В лагере меж тем шли усиленные приготовления к приезду и встрече графини. Ксендз Игнацы весь ушел в соображения по части кулинарного искусства, вин и напитков, хлопотал, суетился, наблюдал за поварами, приказывал огородить елками, в виде беседки, известное пространство лесной лужайки, где должен будет поместиться обеденный стол; Поль Секерко устраивал иллюминацию к вечеру и сам клеил бумажные фонарики; Маржецкий снаряжал почетный караул для графини и обдумывал церемониал встречи; благополучно возвратившийся Копец учил церемониальному маршу свою кавалерию; тиральеры готовили холостые патроны для залпов во время обеденных тостов, чистили и исправляли перепачканные свои мундиры; чехи разучивали какой-то новый полонез, и одни лишь героини были не совсем-то довольны, так как Маржецкий приказал Копцу убрать их куда-нибудь на время посещения Цезарины, так, чтобы и голоса их не было слышно, да и физиономии не выставлялись бы. Не был доволен еще и Бейгуш, не принимавший никакого участия во всех этих приготовлениях; но зато он позаботился усилить на всякий случай сторожевые посты, направить по разным направлениям особые разъезды и приказал им глядеть как можно зорче и слушать как можно чутче. Его давило и грызло словно бы какое предчувствие, что вся эта шумная потеха ясновельможного довудцы и вся эта игра в солдатики не обойдется даром…

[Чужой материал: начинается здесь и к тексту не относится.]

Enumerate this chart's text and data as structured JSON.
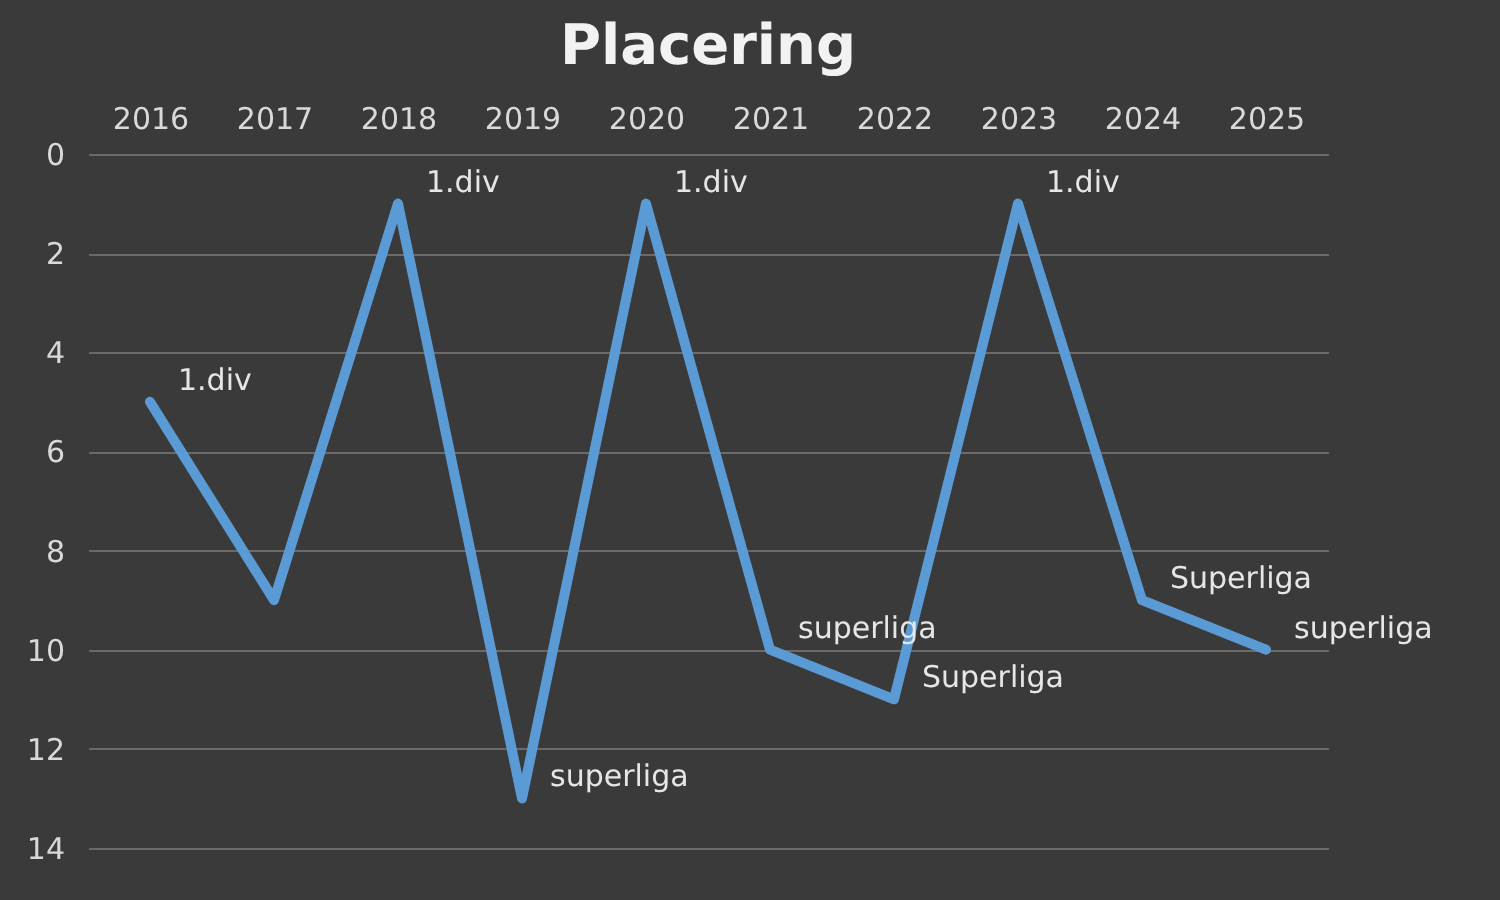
{
  "chart_data": {
    "type": "line",
    "title": "Placering",
    "categories": [
      "2016",
      "2017",
      "2018",
      "2019",
      "2020",
      "2021",
      "2022",
      "2023",
      "2024",
      "2025"
    ],
    "series": [
      {
        "color": "#5b9bd5",
        "values": [
          5,
          9,
          1,
          13,
          1,
          10,
          11,
          1,
          9,
          10
        ]
      }
    ],
    "annotations": [
      {
        "text": "1.div",
        "x": "2016",
        "y": 5
      },
      {
        "text": "1.div",
        "x": "2018",
        "y": 1
      },
      {
        "text": "superliga",
        "x": "2019",
        "y": 13
      },
      {
        "text": "1.div",
        "x": "2020",
        "y": 1
      },
      {
        "text": "superliga",
        "x": "2021",
        "y": 10
      },
      {
        "text": "Superliga",
        "x": "2022",
        "y": 11
      },
      {
        "text": "1.div",
        "x": "2023",
        "y": 1
      },
      {
        "text": "Superliga",
        "x": "2024",
        "y": 9
      },
      {
        "text": "superliga",
        "x": "2025",
        "y": 10
      }
    ],
    "ylim": [
      14,
      0
    ],
    "yticks": [
      0,
      2,
      4,
      6,
      8,
      10,
      12,
      14
    ],
    "grid": "y",
    "marker": "none",
    "line_style": "solid"
  }
}
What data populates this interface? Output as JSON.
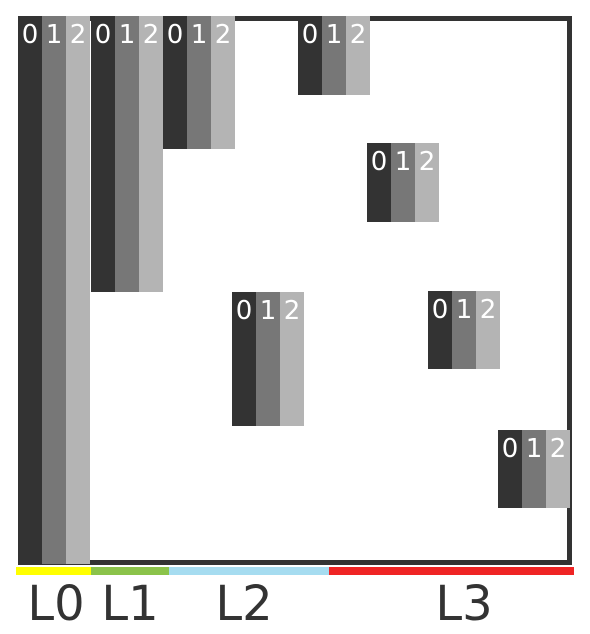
{
  "colors": {
    "stripe0": "#333333",
    "stripe1": "#777777",
    "stripe2": "#b4b4b4",
    "frame": "#333333",
    "L0": "#ffff00",
    "L1": "#8bc34a",
    "L2": "#a6dcf0",
    "L3": "#ef2424"
  },
  "stripe_labels": [
    "0",
    "1",
    "2"
  ],
  "levels": [
    {
      "label": "L0"
    },
    {
      "label": "L1"
    },
    {
      "label": "L2"
    },
    {
      "label": "L3"
    }
  ]
}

Наконец настал и день праздника. Цезарина приехала. Овации, манифестации, встречи, виваты, полонезы, почетный караул и преклонение знамени, и чего-чего тут не было!.. Графиня сияла от восторга, любовалась лесом, любовалась лагерем, косиньерами, кострами и была беззаботно весела, как ребенок. Наряд ее удался как нельзя лучше: белая бархатная конфедератка со страусовым плюмажем, изящный хлыст, перчатки с крагами, венгерские сапожки с золотыми звонкими подковками и фиолетовый атласный кунтуш, весь расшитый серебром, с откидными рукавами или так называемыми «вылетами», надетый поверх бледно-палевого платья-амазонки с роскошным шлейфом – все это было хотя и несколько театрально, но необыкновенно эффектно, красиво, изящно, все так ловко на ней сидело, так удивительно шло к лицу и гармонировало между собою, что и старый ловелас, и юный «хоронжий», красавец Жозеф – оба онемели от восхищения и восторга при первом же взгляде на свою героиню. Да и сама она чувствовала, что очаровательно хороша сегодня.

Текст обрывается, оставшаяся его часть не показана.